Hat man nur das Freiland, sollte man auf resistente und robuste Sorten zurückgreifen. Wenn man nur einen Balkon hat, eignen sich Buschtomaten oder kleine Kirschtomaten gut. Die kleinen Pflanzen ergeben oft eine enorme Ernte. Wohnt man in kühleren Regionen sollte man auf frühe Sorten zurückgreifen.

Hat man genug Platz, kann man sich entscheiden zwischen Buschtomaten, sie wachsen begrenzt und der Trieb schließ mit Blüten ab, oder Stabtomaten, die wachsen unbegrenzt bis sie nicht mehr können.

Tomaten werden in verschieden Gruppen eingeteilt:

Fleischtomaten, sehr saftig, süß, aromatisch und zwischen 200 und 1500g schwer. Sie halten bei der Verarbeitung gut ihre Konsistenz.
Rundtomaten, zwischen 50 und 200g schwer. Meist saftiger als fest. Leicht säuerlich.
Ochsenherztomaten, fast herzförmig, bis 1000g, festfleischig, gutes Aroma.
Kirschtomaten, klein, 10-50g schwer, sehr ertragreich, saftig, sehr aromatisch.
Flaschentomaten, oft festfleischig, gut für Soßen und als Brotbelag, hinken im Aroma etwas den anderen Sorten hinterher, zwischen 100 und 300g schwer.
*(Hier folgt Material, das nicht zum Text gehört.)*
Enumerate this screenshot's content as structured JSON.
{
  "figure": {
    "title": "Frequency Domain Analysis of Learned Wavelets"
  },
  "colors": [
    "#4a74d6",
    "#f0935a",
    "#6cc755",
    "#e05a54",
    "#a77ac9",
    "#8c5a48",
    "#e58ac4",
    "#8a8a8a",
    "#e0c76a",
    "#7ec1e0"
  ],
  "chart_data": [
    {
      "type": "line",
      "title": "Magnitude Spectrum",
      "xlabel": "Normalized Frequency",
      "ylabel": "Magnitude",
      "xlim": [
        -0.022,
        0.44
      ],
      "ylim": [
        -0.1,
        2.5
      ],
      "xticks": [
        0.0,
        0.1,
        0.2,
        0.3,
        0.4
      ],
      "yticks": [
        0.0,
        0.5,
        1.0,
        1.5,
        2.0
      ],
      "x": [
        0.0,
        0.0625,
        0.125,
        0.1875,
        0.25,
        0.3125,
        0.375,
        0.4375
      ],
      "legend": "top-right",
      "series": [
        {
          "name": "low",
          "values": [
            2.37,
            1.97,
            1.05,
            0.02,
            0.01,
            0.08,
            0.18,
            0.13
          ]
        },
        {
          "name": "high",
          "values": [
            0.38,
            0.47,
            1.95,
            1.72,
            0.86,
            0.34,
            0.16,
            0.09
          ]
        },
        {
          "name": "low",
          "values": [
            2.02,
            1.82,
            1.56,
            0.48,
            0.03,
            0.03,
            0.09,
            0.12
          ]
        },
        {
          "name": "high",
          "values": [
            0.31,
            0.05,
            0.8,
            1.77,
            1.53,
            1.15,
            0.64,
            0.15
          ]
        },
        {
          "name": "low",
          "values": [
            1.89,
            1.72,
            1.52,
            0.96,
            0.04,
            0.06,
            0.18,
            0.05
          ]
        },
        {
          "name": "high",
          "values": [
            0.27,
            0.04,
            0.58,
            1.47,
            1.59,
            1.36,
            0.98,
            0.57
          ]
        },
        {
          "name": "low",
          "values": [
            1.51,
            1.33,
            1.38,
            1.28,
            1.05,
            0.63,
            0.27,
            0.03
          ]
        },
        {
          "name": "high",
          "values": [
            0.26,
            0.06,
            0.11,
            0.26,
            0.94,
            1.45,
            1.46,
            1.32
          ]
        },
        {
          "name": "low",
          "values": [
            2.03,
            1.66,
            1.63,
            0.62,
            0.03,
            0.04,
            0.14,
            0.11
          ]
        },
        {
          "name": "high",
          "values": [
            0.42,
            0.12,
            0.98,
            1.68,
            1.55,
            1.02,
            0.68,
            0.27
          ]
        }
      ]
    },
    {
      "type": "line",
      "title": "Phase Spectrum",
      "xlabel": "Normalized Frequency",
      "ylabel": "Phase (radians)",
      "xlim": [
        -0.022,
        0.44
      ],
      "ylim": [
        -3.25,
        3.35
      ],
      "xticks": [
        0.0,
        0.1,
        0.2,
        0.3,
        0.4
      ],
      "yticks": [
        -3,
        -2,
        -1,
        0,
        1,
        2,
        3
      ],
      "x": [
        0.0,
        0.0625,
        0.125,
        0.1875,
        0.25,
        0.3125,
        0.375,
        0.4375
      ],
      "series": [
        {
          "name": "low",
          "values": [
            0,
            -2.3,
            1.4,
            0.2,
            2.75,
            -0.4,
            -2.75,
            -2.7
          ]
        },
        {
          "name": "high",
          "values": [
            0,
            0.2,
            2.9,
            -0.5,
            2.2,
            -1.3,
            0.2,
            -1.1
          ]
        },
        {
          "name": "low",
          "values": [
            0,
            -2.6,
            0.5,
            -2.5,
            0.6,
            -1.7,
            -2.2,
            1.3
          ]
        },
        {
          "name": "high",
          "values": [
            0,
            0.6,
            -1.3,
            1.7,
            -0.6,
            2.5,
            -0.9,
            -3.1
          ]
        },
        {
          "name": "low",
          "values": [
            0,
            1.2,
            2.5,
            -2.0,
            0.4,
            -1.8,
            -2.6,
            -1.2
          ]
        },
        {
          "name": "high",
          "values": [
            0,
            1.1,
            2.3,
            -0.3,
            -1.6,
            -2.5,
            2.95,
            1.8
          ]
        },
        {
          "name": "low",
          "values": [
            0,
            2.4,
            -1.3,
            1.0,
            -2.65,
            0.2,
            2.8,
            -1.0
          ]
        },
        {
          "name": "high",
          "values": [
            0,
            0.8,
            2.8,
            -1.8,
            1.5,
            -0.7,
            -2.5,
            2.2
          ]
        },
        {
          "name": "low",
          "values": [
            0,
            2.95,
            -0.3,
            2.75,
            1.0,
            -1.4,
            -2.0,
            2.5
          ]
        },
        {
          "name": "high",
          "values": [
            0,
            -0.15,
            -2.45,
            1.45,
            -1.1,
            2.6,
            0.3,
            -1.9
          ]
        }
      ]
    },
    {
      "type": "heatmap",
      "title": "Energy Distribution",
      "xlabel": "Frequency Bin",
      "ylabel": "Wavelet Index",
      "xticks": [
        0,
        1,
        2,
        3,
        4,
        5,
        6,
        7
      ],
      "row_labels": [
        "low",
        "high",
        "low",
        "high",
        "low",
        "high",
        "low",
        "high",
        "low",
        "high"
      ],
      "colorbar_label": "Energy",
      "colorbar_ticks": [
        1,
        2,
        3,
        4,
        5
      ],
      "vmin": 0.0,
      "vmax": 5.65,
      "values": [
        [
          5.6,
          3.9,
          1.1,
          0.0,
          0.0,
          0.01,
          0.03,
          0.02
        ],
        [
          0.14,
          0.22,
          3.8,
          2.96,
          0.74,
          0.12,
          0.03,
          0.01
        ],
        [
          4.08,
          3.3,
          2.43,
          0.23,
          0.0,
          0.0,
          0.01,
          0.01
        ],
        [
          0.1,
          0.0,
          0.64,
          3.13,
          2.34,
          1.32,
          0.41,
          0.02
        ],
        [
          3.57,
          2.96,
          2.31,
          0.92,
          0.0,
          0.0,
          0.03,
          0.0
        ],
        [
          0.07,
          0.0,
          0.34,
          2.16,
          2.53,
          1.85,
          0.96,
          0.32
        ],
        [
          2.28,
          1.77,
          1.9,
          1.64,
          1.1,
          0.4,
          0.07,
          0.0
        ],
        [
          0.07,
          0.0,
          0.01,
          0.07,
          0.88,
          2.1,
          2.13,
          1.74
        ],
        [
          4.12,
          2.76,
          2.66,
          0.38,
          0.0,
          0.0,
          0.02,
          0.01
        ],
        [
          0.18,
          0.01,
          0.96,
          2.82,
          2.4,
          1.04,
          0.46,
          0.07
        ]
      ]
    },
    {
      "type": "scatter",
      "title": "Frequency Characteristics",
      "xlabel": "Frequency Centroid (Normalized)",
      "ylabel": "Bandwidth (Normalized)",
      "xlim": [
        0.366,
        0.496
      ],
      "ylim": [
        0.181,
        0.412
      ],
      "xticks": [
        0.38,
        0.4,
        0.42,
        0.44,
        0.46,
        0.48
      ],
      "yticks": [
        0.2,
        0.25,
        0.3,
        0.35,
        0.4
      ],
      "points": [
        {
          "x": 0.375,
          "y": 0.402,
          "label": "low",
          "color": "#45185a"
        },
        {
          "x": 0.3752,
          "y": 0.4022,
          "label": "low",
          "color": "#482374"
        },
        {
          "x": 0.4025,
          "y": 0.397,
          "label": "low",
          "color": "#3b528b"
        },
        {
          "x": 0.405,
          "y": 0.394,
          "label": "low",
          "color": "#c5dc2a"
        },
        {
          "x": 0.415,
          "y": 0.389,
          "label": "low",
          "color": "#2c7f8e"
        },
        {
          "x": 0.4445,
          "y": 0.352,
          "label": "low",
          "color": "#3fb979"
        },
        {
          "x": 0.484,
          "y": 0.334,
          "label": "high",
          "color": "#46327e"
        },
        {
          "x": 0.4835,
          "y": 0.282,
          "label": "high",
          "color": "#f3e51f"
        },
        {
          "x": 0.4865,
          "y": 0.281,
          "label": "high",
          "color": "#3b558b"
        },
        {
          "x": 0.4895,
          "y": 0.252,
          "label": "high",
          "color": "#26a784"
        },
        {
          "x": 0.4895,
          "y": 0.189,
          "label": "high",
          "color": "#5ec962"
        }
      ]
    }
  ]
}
Frühe Sorten, maximal 70 Tage nach dem Auspflanzen kann mit der Ernte beginnen. Frühe Sorten haben oft noch nicht das beste Aroma. Dafür sind sie vor der gefürchteten Krautfäule oft sicher.
Mittelfrühe Sorten, maximal 80 Tage nach der Auspflanzung hat man die ersten reifen Früchte. Die Ernte geht bei guten Umständen bis in den Herbst hinein. Sind aber auch anfälliger, wenn das Klima nicht stimmt.
Späte Sorten, 85-90 Tage nach dem Auspflanzen, meist Mitte August kann mit der Ernte von reifen, voll aromatischen Früchten begonnen werden. Späte Sorten können aber auch schnell von Krankheiten heimgesucht werden. Wird es schon etwas kühler und sie sind unbeschadet durch die Saison gekommen, wird eine Erkrankung seltener und man kann oft bis in den November ernten. Leider leidet dann doch das Aroma.